AU NOM DU PEUPLE FRANÇAIS

COUR D’APPEL DE POITIERS

ORDONNANCE DE LA PREMIERE PRÉSIDENTE

RÉFÉRÉ

Rendue publiquement le onze janvier deux mille vingt quatre par Madame Estelle LAFOND, conseillère chargée du secrétariat général de la première présidence déléguée par la première présidente de la cour d’appel de Poitiers, assistée de Madame Inès BELLIN, greffière,

Dans l’affaire qui a été examinée en audience publique le vingt et un décembre deux mille vingt trois, mise en délibéré au onze janvier deux mille vingt quatre.

ENTRE :

Madame [N] [L]

[Adresse 3]

[Localité 1]

comparante, assisté de Me Henri-noël GALLET de la SCP GALLET-ALLERIT-WAGNER, avocat au barreau de POITIERS

DEMANDEUR en référé ,

D’UNE PART,

ET :

Madame [E] [V]

[Adresse 4]

[Localité 1]

Représentée par Me Paul-henri BOUDY, avocat au barreau de LA ROCHELLE-ROCHEFORT

Monsieur [K] [Z]

[Adresse 2]

[Localité 1]

Représenté par Me Yann MICHOT de la SCP ERIC TAPON – YANN MICHOT, avocat au barreau de POITIERS

Madame [W] [M] épouse [Z]

[Adresse 2]

[Localité 1]

Représentée par Me Yann MICHOT de la SCP ERIC TAPON – YANN MICHOT, avocat au barreau de POITIERS

DEFENDEURS en référé ,

D’AUTRE PART,

Faits et procédure :

Madame [N] [L] est propriétaire d’un ensemble immobilier situé sur la commune de [Localité 5].

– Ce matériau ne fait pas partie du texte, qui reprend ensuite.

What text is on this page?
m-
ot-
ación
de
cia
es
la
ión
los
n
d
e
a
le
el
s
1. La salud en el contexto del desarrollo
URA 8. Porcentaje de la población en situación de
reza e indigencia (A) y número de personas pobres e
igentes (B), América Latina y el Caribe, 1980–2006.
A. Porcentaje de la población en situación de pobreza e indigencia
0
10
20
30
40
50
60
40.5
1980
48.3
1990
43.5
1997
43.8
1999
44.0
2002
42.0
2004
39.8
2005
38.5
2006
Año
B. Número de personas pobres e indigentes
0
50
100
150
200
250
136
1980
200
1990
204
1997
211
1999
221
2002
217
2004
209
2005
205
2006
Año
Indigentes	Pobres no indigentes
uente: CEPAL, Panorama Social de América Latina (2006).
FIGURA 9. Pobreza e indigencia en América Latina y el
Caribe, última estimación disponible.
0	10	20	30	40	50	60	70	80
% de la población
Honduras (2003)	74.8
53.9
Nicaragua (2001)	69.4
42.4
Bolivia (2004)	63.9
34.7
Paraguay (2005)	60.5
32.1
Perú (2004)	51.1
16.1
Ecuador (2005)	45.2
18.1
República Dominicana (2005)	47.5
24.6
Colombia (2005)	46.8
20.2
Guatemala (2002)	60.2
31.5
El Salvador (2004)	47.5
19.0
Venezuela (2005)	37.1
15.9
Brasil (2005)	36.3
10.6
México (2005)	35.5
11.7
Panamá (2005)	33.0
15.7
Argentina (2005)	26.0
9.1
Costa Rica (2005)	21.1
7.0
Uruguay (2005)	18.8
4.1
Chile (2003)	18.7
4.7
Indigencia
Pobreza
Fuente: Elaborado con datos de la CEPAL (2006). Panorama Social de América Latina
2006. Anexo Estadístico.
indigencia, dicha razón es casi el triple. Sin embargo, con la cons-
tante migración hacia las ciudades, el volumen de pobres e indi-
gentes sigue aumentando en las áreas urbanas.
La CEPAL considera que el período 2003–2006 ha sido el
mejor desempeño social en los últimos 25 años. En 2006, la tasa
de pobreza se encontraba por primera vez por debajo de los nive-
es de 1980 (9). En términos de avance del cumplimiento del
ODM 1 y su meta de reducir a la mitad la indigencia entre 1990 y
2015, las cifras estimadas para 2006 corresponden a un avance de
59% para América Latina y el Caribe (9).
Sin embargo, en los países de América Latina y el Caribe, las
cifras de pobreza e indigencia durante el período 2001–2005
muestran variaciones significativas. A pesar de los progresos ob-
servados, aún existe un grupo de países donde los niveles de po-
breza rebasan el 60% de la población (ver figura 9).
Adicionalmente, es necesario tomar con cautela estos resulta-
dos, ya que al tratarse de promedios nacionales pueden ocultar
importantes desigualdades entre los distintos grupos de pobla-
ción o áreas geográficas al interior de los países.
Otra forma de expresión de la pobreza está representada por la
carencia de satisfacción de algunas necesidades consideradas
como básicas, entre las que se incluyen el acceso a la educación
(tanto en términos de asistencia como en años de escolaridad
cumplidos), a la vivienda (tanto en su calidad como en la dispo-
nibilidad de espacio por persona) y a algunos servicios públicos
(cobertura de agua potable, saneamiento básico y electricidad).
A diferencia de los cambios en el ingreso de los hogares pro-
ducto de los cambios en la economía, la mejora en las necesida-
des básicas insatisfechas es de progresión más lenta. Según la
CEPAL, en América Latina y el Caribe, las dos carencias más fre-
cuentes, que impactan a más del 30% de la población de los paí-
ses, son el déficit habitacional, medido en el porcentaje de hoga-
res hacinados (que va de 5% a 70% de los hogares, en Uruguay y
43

Ladite parcelle jouxte une parcelle acquise par les consorts [Z] en 2010, sur laquelle ces derniers ont fait édifier une maison d’habitation, en limite de propriété, suivant permis de construire délivré le 26 novembre 2010.

Arguant que ladite propriété lui causerait un grave préjudice, Madame [N] [L] a saisi le président du tribunal de grande instance de La Rochelle, statuant en référé, d’une demande de suspension des travaux et d’expertise judiciaire.

Sa demande ayant été rejetée par le président du tribunal de grande instance de La Rochelle, Madame [N] [L] a interjeté appel devant la cour d’appel de Poitiers, laquelle a réformé l’ordonnance contestée et ordonné une mesure d’expertise judiciaire partielle.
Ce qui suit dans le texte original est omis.